Pairing flavour with bitter tastes might be expected to produce dislikes, but
if we do this often enough then the food’s energy will offset this effect and
increase liking for the flavour (known as post-ingestive or flavour-calorie learning).
One of the few ways in which EC
and CC differ may account for the relative lack of learned dislikes. When the
pairing is stopped, a process known as extinction (in CC) occurs. Having
established that the bell is a useful signal for an upcoming shock, repeatedly
presenting the bell without the shock will eventually lead to a recognition
that it has stopped being a good signal and there’s no point in responding as
though a shock were about to happen. In contrast, once a flavour has been
paired with a liked sweet taste it remains liked, even if it is never (as far
as we know) again paired with sugar [5]. Your first
thought will be that it’s all down to the relative importance of these
processes to survival. Unfortunately, this doesn’t work. EC occurs not just
with food flavours but even in cases where there is no survival advantage
(e.g., pairing a liked picture with one that is neutral); conversely, predicting
that red lights signal oncoming traffic clearly helps avoid an untimely demise.
There is some very limited
evidence that post-ingestive learning – that is, a flavour paired with calories
– can extinguish. In one study with
humans, considerably reducing the energy content of a familiar, preferred meal
led to a pronounced decline in liking over repeated eating occasions, as
compared to the same meal without the energy reduction [6]. This seem s to
suggest that, as with CC, the participants in the study were learning something
new about these food flavours and their ability to signal upcoming energy.

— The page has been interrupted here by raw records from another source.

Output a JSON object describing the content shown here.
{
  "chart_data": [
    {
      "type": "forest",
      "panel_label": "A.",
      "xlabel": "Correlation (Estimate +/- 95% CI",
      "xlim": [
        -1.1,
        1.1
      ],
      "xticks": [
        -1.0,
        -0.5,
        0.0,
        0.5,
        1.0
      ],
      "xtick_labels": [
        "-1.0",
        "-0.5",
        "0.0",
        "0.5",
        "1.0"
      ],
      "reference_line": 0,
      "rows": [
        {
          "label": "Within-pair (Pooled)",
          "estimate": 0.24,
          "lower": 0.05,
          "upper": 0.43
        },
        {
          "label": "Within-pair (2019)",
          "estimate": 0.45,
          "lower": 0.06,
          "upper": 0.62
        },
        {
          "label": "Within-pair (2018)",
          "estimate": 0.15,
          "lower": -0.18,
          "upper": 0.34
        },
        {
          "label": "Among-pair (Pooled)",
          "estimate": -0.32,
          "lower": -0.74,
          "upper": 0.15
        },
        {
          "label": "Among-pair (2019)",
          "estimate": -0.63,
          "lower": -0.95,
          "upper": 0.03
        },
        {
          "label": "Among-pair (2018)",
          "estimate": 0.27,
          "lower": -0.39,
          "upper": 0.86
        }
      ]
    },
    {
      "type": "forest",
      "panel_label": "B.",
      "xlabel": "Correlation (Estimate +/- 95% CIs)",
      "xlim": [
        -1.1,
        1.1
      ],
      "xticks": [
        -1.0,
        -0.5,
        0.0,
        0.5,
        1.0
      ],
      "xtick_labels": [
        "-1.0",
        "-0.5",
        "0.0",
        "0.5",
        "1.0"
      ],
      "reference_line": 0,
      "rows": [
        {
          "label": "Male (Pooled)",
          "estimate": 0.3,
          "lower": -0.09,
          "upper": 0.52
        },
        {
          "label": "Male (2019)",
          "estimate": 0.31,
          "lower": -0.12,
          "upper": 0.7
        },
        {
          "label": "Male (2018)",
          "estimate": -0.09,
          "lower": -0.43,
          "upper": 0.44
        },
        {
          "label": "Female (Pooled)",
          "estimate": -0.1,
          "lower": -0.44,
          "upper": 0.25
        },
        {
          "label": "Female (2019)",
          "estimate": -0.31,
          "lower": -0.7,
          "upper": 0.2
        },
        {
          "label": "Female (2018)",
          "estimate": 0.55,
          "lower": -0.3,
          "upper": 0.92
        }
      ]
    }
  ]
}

But in the absence of low-cal
turkey and pudding, it appears we are stuck with our Christmas preferences and food
habits. Which suggests very strongly the power of early learning against
anything that the adult yuletide experience can throw at it.
1. Prescott,
J., Taste Matters. Why we like the foods
we do. 2012, London: Reaktion Books.
2. Meiselman, H.L., et al., Demonstrations of the influence of the
eating environment on food acceptance. Appetite, 2000. 35: p. 231-237.
3. Spinelli, S., et al., Emotional responses to branded and unbranded
foods. Food Quality and Preference, 2015. 42: p. 1-11.
4. Meiselman, H.L., C. deGraaf, and L.L.
Lesher, The effects of variety and
monotony on food acceptance and intake at
a midday meal. Physiol. Behav., 2000. 70: p. 119-125.
5. Baeyens, F., et al., Once in contact always in contact: Evaluative conditioning is resistant to
extinction. Advances in Behavioural Research and Therapy, 1988. 10: p. 179-199.
6. O’Sullivan, H.L., et al., Effects of repeated exposure on liking for a
reduced-energy-dense food. Am J Clin Nutr, 2010. 91: p. 1584-1589.